Poco después, una mañana que me se desperté muy temprano, bajé a la cocina para desayunar, y como no vi a nadie allí, traté de localizar a Rosalía. Así que entré en su dormitorio. Ella acababa de levantarse y se aseaba en el lavatorio que había detrás de la puerta de su cuarto. En un principio, se asustó y gritó. Pero al ver que era yo, se calmó enseguida y hasta mostró cierta complacencia. 
–¡Hola Jacintín! ¿Has venido a ver a tu chacha? –me dijo muy sonriente.
–¡No! ¡Es que quiero el desayuno! –contesté medio llorando.
–Bueno, hombre, no vayas a llorar por eso. Ahora mismo vamos los dos a la cocina y te lo preparo. Mientras acabo de vestirme, pórtate como un hombre hecho y derecho.
Me subió a su cama y me sentó en una esquina.
–¡Oye! –me dijo de pronto– ¿Todavía te interesa saber lo que hacen un hombre y una mujer cuando joden?
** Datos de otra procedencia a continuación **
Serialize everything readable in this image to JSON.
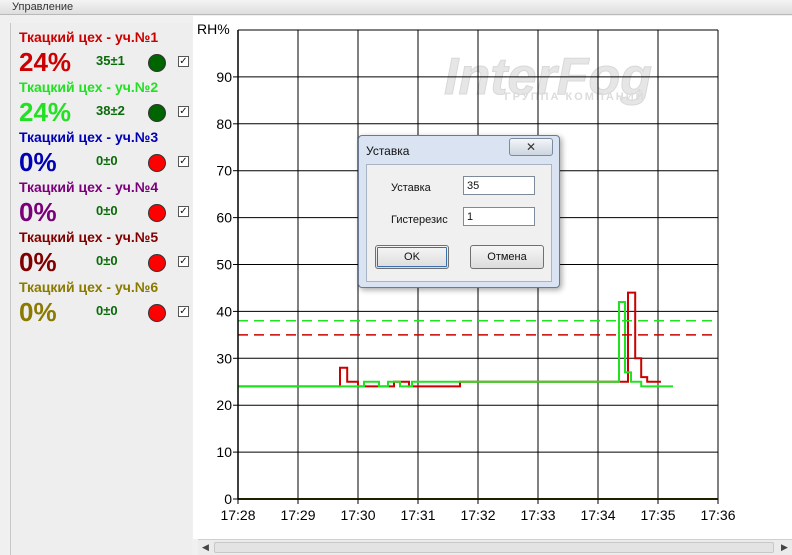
{
  "menubar": {
    "label": "Управление"
  },
  "zones": [
    {
      "title": "Ткацкий цех - уч.№1",
      "value": "24%",
      "setpoint": "35±1",
      "color": "#cc0000",
      "led": "#006400",
      "checked": true
    },
    {
      "title": "Ткацкий цех - уч.№2",
      "value": "24%",
      "setpoint": "38±2",
      "color": "#22e022",
      "led": "#006400",
      "checked": true
    },
    {
      "title": "Ткацкий цех - уч.№3",
      "value": "0%",
      "setpoint": "0±0",
      "color": "#0000b4",
      "led": "#ff0000",
      "checked": true
    },
    {
      "title": "Ткацкий цех - уч.№4",
      "value": "0%",
      "setpoint": "0±0",
      "color": "#7a007a",
      "led": "#ff0000",
      "checked": true
    },
    {
      "title": "Ткацкий цех - уч.№5",
      "value": "0%",
      "setpoint": "0±0",
      "color": "#800000",
      "led": "#ff0000",
      "checked": true
    },
    {
      "title": "Ткацкий цех - уч.№6",
      "value": "0%",
      "setpoint": "0±0",
      "color": "#8a7a00",
      "led": "#ff0000",
      "checked": true
    }
  ],
  "watermark": {
    "brand": "InterFog",
    "tagline": "ГРУППА КОМПАНИЙ"
  },
  "chart_data": {
    "type": "line",
    "ylabel": "RH%",
    "ylim": [
      0,
      100
    ],
    "yticks": [
      0,
      10,
      20,
      30,
      40,
      50,
      60,
      70,
      80,
      90
    ],
    "x_tick_labels": [
      "17:28",
      "17:29",
      "17:30",
      "17:31",
      "17:32",
      "17:33",
      "17:34",
      "17:35",
      "17:36"
    ],
    "xlim_minutes": [
      0,
      8
    ],
    "grid": true,
    "series": [
      {
        "color": "#cc0000",
        "points": [
          [
            0,
            24
          ],
          [
            1.7,
            24
          ],
          [
            1.7,
            28
          ],
          [
            1.82,
            28
          ],
          [
            1.82,
            25
          ],
          [
            2.0,
            25
          ],
          [
            2.0,
            24
          ],
          [
            2.6,
            24
          ],
          [
            2.6,
            25
          ],
          [
            2.85,
            25
          ],
          [
            2.85,
            24
          ],
          [
            3.7,
            24
          ],
          [
            3.7,
            25
          ],
          [
            4.35,
            25
          ],
          [
            4.35,
            25
          ],
          [
            6.5,
            25
          ],
          [
            6.5,
            44
          ],
          [
            6.62,
            44
          ],
          [
            6.62,
            30
          ],
          [
            6.72,
            30
          ],
          [
            6.72,
            26
          ],
          [
            6.82,
            26
          ],
          [
            6.82,
            25
          ],
          [
            7.05,
            25
          ]
        ]
      },
      {
        "color": "#22e022",
        "points": [
          [
            0,
            24
          ],
          [
            2.1,
            24
          ],
          [
            2.1,
            25
          ],
          [
            2.35,
            25
          ],
          [
            2.35,
            24
          ],
          [
            2.5,
            24
          ],
          [
            2.5,
            25
          ],
          [
            2.7,
            25
          ],
          [
            2.7,
            24
          ],
          [
            2.9,
            24
          ],
          [
            2.9,
            25
          ],
          [
            4.35,
            25
          ],
          [
            6.35,
            25
          ],
          [
            6.35,
            42
          ],
          [
            6.45,
            42
          ],
          [
            6.45,
            27
          ],
          [
            6.55,
            27
          ],
          [
            6.55,
            25
          ],
          [
            6.72,
            25
          ],
          [
            6.72,
            24
          ],
          [
            7.25,
            24
          ]
        ]
      },
      {
        "color": "#cc0000",
        "dashed": true,
        "points": [
          [
            0,
            35
          ],
          [
            8,
            35
          ]
        ]
      },
      {
        "color": "#22e022",
        "dashed": true,
        "points": [
          [
            0,
            38
          ],
          [
            8,
            38
          ]
        ]
      },
      {
        "color": "#8a7a00",
        "points": [
          [
            0,
            0
          ],
          [
            8,
            0
          ]
        ]
      }
    ]
  },
  "dialog": {
    "title": "Уставка",
    "close_glyph": "✕",
    "setpoint_label": "Уставка",
    "setpoint_value": "35",
    "hysteresis_label": "Гистерезис",
    "hysteresis_value": "1",
    "ok_label": "OK",
    "cancel_label": "Отмена"
  },
  "scrollbar": {
    "left_arrow": "◀",
    "right_arrow": "▶"
  }
}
–Si… –dije con un hilito de voz mientras el corazón se me salía por la boca. 
–Pues mira…
Se alzó la saya, se bajó la braga y me mostró su dispositivo genital, mientras me miraba con una sonrisa entre perversa y lasciva.  
Me quedé pasmado y el corazón me latió a toda velocidad.
–Mira: al hombre, cuando ve esto, el pito se le pone muy tieso y gordo, y entonces le dan ganas de meterlo por aquí… Trae tu mano.
Cogió mi mano e introdujo mis dedos en su abertura vaginal.
Cuando yo sentí el líquido viscoso y caliente, no esperé. Desprendí mi mano de la de ella violentamente y algo en mi mente me impulsó a saltar de la cama y salir corriendo a toda velocidad, como alma que lleva el diablo. Salí de la casa y corrí por la carretera de Espinosa, hacia un encinar que había en una loma cercana. 
Me subí a un árbol y allí me quedé muy quieto. No me podía quitar de la cabeza la visión del pubis de Rosalía. Su aspecto negruzco y amenazante, misterioso, como de incitante madriguera, que me atraía y me repelía al mismo tiempo. También quedó fija en mi mente su expresión perversa, de loca, entre el deseo y la curiosidad. Y no me puedo explicar la razón de la zozobra que me produjo, pero sí vislumbré que desde ese momento mi vida cambiaría. Lo que más me preocupaba es que se enteraran mis abuelos, mi tía Aurita o mi mamá y decidieran que estaba haciendo todo lo posible por condenarme al infierno cuando me muriera… 

Tal vez fue aquel día y allí, en el cuarto de Rosalía, donde perdí la inocencia.